Obama May Have Just Permanently Protected Huge Swathes Of Federal Waters From Oil And Gas Drilling

In an attempt to preserve his environment-friendly legacy, Obama pushes last second executive actions.

Obama May Have Just Permanently Protected Huge Swathes Of Federal Waters From Oil And Gas Drilling

Barack Obama has used his executive power to prevent any future offshore drilling throughout swathes of the Atlantic and Arctic Oceans.

The controversial move is being cheered by environmentalists who want Obama to secure his climate-friendly legacy before president-elect Donald Trump takes power. Opponents of the move are objecting on the grounds that it will limit the United States' ability to produce its own energy.


President Obama used a 63-year-old law called the Outer Continental Shelf Lands Act of 1953, which gives the president power to protect federal waters which aren't already leased for oil and gas drilling. The decision was announced in conjunction with Canada's Prime Minister Justin Trudeau, who made similar but less permanent commitments to protect the Arctic from drilling. 

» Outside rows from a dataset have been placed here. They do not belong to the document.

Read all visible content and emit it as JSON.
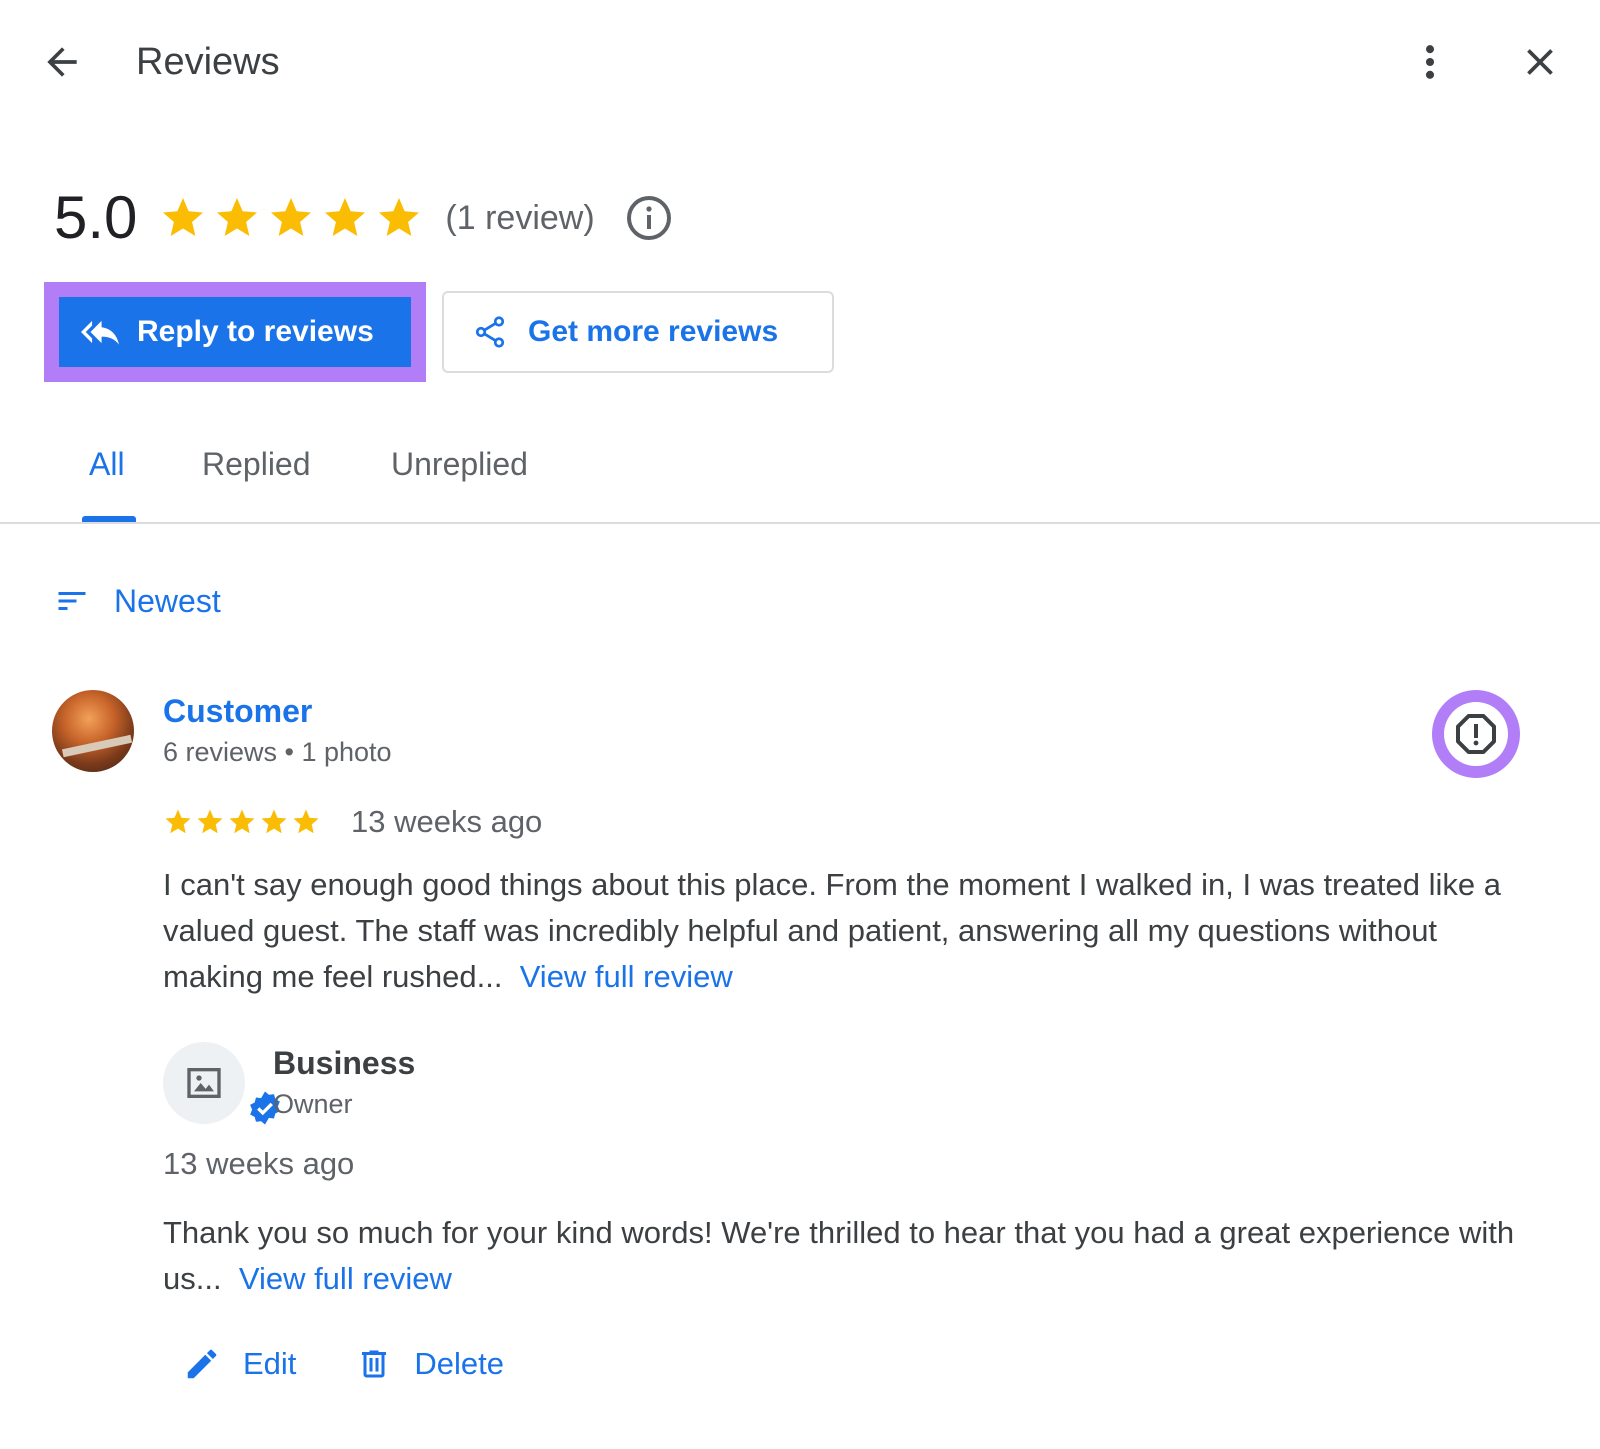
{
  "header": {
    "title": "Reviews",
    "icons": {
      "back": "arrow-left-icon",
      "more": "more-vert-icon",
      "close": "close-icon"
    }
  },
  "summary": {
    "rating": "5.0",
    "stars": 5,
    "count_text": "(1 review)",
    "star_color": "#fbbc04"
  },
  "actions": {
    "reply_label": "Reply to reviews",
    "get_more_label": "Get more reviews",
    "accent_color": "#1a73e8",
    "highlight_color": "#b27ef8"
  },
  "tabs": [
    {
      "label": "All",
      "active": true
    },
    {
      "label": "Replied",
      "active": false
    },
    {
      "label": "Unreplied",
      "active": false
    }
  ],
  "sort": {
    "label": "Newest"
  },
  "review": {
    "author": "Customer",
    "meta": "6 reviews • 1 photo",
    "stars": 5,
    "time": "13 weeks ago",
    "text": "I can't say enough good things about this place. From the moment I walked in, I was treated like a valued guest. The staff was incredibly helpful and patient, answering all my questions without making me feel rushed...",
    "view_full": "View full review"
  },
  "owner_reply": {
    "name": "Business",
    "role": "Owner",
    "time": "13 weeks ago",
    "text": "Thank you so much for your kind words! We're thrilled to hear that you had a great experience with us...",
    "view_full": "View full review",
    "edit_label": "Edit",
    "delete_label": "Delete"
  }
}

"It would take decades to fully develop the production infrastructure necessary for any large scale oil and gas leasing production in the region — at a time when we need to continue to move decisively away from fossil fuels," Obama said in a statement. 

Meanwhile, incoming president Trump has vowed repeatedly to increase America's oil extraction. Trump's potential cabinet, which is full of big oil loyalists, has left environmental activists pressuring Obama to do whatever he can to minimize potential damage. 

While some are optimistic Trump won't be able to undo the law, other oil advocates have remained confident they can find a workaround. Erik Milito of the American Petroleum Institute told the Los Angeles Times "there is no such thing as permanent ban."

It also isn't entirely clear if the action will change much in the region. Royal Dutch Shell is the only company to conduct exploratory drilling recently, and after spending $7 billion dollars and an entire summer preparing, they left disappointed with results.

Despite the controversy surrounding the decisions, there are some elements that should come with widespread support: protections it provides in the north Atlantic, around New England, are in place to preserve hotspots of biodiversity in underwater canyons, some deeper than the Grand Canyon.